The majority of the Court’s docket each year has little to do with Constitutional Law. Most cases are statutory cases. True constitutional law cases implicating founding principles account for a small minority of the cases before the Court in any given year. Many (if not most) ConLaw cases concern crimminal procedure, rather than the sorts of subjects covered in the standard ConLaw curriculum — and these days criminal procedure is effectively its own separate field. (In my experience, most criminal procuedure professors are not experts in basic constitutional law and vice-versa (current co-bloggers excepted, of course.)
One could argue that the non-CrimPro constitutional law cases are inevitably, if not inherently, the most consequential cases before the Court. Perhaps, but this is hardly evident. Decisions about the application of federal jurisdictional statutes, class action certifications, or finality requirements have tremendous implications for the practice of law. Looking at last term, it is not at all clear to me that the Court’s decisions in the two Ten Commandments cases last term are any more consequential than National Cable & Television Association v. Brand X Internet Services or Bates v. Dow Agrochemicals, cases concerning judicial deference to agency interpretations of federal statutes and statutory preemption of state common law tort remedies, respectively.
However important it is for a new Supreme court justice to have a fully formed theory of constitutional interpretation, such a judicial philosophy would be of little help in deciding the majority of cases. An overarching theory of constitutional interpretation is valuable, but it hardly tells one how to evaluate statutory conferrals of federal jurisdiction, resolve contractual disputes, or determine the proper standard of review in an antitrust case.
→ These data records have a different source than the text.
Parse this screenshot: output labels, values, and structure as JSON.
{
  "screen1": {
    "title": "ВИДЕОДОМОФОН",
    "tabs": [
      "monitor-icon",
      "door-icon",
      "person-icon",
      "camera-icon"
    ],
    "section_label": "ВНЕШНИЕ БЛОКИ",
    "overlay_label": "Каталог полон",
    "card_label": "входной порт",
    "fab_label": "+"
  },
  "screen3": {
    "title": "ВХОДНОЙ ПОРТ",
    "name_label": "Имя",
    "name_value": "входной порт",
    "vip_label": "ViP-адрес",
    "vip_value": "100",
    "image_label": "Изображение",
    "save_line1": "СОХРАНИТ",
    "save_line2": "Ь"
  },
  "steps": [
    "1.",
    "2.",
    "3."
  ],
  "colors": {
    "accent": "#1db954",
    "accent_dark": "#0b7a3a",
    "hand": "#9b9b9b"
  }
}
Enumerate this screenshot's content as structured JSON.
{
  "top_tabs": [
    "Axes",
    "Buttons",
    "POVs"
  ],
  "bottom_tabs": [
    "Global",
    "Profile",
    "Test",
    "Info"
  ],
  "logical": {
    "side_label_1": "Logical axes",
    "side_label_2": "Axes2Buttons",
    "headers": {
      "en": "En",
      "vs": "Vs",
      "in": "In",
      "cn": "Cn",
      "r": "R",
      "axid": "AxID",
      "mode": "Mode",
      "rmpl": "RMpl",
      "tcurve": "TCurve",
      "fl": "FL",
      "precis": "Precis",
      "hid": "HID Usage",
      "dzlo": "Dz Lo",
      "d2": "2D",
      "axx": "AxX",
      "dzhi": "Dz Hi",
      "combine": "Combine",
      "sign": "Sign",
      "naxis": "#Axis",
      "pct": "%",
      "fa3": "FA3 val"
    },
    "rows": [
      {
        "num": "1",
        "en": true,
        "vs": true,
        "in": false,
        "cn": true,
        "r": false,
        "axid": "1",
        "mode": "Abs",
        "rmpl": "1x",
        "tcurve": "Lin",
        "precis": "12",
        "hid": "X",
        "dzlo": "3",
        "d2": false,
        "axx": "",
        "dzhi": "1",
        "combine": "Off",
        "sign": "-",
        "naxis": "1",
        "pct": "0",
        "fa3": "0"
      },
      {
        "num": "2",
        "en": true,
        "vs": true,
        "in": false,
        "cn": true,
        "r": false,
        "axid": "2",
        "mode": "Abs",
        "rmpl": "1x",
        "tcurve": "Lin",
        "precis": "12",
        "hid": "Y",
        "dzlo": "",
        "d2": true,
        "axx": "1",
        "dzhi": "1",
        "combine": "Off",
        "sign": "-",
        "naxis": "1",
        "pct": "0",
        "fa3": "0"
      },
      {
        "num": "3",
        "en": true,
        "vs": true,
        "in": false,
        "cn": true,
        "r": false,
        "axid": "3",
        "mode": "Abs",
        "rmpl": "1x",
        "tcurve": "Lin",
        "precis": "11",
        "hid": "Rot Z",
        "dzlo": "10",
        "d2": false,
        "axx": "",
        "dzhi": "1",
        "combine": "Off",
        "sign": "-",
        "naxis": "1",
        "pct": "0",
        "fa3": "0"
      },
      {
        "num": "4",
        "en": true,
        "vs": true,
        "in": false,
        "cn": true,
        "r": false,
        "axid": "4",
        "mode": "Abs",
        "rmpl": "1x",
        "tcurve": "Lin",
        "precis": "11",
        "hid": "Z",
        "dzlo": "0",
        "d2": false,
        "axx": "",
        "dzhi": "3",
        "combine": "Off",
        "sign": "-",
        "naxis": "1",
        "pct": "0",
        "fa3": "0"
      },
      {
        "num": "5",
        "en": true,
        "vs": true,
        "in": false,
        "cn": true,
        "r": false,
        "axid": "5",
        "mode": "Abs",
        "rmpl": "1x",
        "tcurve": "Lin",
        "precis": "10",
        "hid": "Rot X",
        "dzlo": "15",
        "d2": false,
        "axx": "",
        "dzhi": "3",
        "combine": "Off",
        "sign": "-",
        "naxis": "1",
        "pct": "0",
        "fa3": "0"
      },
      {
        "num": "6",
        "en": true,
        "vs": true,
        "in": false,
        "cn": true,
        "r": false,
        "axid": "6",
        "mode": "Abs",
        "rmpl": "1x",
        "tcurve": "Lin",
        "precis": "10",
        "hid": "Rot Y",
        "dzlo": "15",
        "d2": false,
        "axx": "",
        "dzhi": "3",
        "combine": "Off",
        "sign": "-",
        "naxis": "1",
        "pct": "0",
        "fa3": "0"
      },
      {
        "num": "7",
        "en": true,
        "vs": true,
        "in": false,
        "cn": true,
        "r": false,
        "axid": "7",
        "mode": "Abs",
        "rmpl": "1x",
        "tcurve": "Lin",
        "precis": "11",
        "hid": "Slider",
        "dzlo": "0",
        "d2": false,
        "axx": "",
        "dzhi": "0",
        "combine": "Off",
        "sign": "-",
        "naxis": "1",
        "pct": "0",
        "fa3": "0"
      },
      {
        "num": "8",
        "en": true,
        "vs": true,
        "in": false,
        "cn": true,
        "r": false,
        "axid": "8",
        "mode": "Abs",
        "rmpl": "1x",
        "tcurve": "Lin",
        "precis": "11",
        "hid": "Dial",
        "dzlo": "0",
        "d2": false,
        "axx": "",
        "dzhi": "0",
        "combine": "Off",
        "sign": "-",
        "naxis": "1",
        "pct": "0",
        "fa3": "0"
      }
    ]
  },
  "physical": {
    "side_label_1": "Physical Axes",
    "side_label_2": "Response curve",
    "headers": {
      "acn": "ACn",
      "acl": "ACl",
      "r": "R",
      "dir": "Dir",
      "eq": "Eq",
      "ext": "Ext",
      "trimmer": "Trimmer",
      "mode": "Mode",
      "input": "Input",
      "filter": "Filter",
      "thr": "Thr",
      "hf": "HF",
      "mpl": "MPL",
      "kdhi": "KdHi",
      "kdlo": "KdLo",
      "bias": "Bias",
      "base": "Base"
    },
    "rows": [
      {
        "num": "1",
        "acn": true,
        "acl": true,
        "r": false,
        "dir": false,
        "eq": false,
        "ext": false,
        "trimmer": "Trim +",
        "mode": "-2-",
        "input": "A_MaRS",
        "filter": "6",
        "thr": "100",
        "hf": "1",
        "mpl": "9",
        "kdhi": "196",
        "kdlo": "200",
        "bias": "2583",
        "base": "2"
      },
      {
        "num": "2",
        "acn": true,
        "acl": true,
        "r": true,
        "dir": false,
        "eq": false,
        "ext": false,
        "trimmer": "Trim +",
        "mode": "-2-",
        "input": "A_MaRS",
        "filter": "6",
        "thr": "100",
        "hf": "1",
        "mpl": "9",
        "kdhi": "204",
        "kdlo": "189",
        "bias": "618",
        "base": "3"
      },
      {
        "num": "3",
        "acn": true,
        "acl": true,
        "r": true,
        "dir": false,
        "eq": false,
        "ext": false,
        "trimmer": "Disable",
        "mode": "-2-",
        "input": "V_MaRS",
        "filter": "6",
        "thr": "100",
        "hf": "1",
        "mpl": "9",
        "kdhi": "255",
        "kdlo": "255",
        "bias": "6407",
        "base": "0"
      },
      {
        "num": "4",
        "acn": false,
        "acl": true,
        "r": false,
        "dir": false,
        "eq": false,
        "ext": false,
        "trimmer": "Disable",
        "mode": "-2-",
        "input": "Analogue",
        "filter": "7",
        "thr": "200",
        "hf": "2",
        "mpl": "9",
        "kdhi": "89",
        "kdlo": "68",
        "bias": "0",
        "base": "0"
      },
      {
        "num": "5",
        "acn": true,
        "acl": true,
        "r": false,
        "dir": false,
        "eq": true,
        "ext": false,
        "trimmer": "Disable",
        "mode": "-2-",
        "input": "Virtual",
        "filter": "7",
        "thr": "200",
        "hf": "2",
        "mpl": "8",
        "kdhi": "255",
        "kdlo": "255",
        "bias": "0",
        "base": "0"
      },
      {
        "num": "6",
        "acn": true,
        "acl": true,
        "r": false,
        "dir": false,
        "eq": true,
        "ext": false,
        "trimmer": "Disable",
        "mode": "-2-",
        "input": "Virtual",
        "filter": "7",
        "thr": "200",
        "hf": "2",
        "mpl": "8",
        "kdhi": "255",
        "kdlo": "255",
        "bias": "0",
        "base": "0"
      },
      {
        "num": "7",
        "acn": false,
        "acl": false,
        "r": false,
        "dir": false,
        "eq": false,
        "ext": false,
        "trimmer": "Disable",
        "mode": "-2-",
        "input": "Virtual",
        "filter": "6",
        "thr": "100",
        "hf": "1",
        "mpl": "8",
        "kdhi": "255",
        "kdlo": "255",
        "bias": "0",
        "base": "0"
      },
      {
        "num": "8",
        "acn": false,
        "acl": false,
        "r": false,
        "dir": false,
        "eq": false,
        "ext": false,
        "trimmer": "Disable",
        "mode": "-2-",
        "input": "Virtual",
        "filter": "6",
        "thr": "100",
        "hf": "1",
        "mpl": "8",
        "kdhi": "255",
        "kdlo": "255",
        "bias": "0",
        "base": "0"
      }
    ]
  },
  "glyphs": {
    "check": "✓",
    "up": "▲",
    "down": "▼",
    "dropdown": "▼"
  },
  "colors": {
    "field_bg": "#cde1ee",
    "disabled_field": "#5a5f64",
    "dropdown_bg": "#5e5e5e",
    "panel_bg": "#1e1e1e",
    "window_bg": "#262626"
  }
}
My point is not the constitutional law is unimportant for prospective Supreme Court justices. I just think that those of us who teach and write in the area are inclined to exaggerate its importance on the Court. I care about a prospective justice’s approach to constitutional interpretation as much as the next legal blogger, but it’s hardly the only question I consider important in considering a nominee. Indeed, I would argue that a Supreme Court with a wider array of experience would be better than one made up of nine experts in constitutional law. Experience as a prosecutor or criminal defense attorney is likely makes a prospective justice more qualified to consider criminal procedure cases than a unified theory of federalism, representation-reinforcement, or judicial review of legislative action.
My point here is not that Miers is qualified to be a Supreme Court justice. I merely wish to suggest that some of us academic blogger-types have exaggerated the importance of constitutional law experience for prospective Supreme Court justices.